Because Priority 1, in this case, explicitly states “Ottawa Beavers obtained LeBron James”, the prompt instructs the LM never to supplement this with the vector documents or statistical abbreviations, thus aiming to eliminate the traditional RAG relationship hallucination. The supporting vector database documents support this claim as well, with articles about LeBron and his tenure with the Ottawa NBA team. Compare this with an LM prompt that dumps conflicting semantic search results into a model and asks it, generically, to determine which is true.

Query 2: More Factual Retrieval

The Ottawa beavers, you say? I’m unfamiliar with them. I assume they play out of Ottawa, but where, exactly, in the city are they based? Priority 1 facts can tell us. Keep in mind we are fighting against what the model itself already knows (the Beavers are not an actual NBA team) as well as the NBA general stats dataset (which lists nothing about the Ottawa Beavers whatsoever).

The Ottawa Beavers home

The Ottawa Beavers home

Query 3: Dealing with Conflict

When querying an attribute in both the absolute facts graph and the general stats graph, such as “What was LeBron James’ average MPG in the 2023 NBA season?”, the model relies on the Priority 1 level data over the existing Priority 2 stats data.

LeBron MPG Query Output

LeBron MPG Query Output

Query 4: Stitching Together a Robust Response

What happens when we ask an unstructured question like “What injury did the Ottawa Beavers star injury suffer during the 2023 season?” First, the model needs to know who the Ottawa Beavers star player is, and then determine what their injury was. This is accomplished with a combination of Priority 1 and Priority 3 data. The LM merges this smoothly into a final response.

LeBron Injury Query Output

LeBron Injury Query Output

Query 5: Another Robust Response

Here’s another example of stitching together a coherent and accurate response from multi-level data. “How many wins did the team that LeBron James play for have when he left the season?”

LeBron Injury Query #2 Output

LeBron Injury Query #2 Output

Let’s not forget that for all of these queries, the model must ignore the fact that conflicting (and inaccurate!) data exists in the Priority 2 stats graph suggesting (again, wrongly!) that LeBron James played for the LA Lakers in 2023. And let’s also not forget that we are using a simple language model with only 3 billion parameters (llama3.2:3b).

Conclusion & Trade-offs

By splitting your retrieval sources into distinct authoritative layers — and dictating exact resolution rules via prompt engineering — the hope is that you drastically reduce factual hallucinations, or competition between otherwise equally-true pieces of data.

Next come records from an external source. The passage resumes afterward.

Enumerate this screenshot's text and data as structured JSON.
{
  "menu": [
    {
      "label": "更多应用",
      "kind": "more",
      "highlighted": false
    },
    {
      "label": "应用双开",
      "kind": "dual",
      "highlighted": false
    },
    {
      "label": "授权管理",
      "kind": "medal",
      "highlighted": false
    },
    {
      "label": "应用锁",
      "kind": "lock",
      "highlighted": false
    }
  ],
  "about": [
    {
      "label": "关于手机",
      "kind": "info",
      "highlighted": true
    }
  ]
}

Advantages of this approach include:

  • Predictability: 100% deterministic predictability for critical facts stored in Priority 1 (goal)
  • Explainability: If required, you can force the LM to output its [REASONING] chain to validate why Priority 1 overrode the rest
  • Simplicity: No need to train custom retrieval routers

Trade-offs of this approach include:

  • Token Overhead: Dumping all three databases into the initial context window consumes substantially more tokens than typical algorithm-filtered retrieval
  • Model Reliance: This system requires a highly instruction-compliant LM to avoid falling back into latent training-weight behavior

For environments in which high precision and low tolerance for errors are mandatory, deploying a multi-tiered factual hierarchy alongside your vector database may be the differentiator between prototype and production.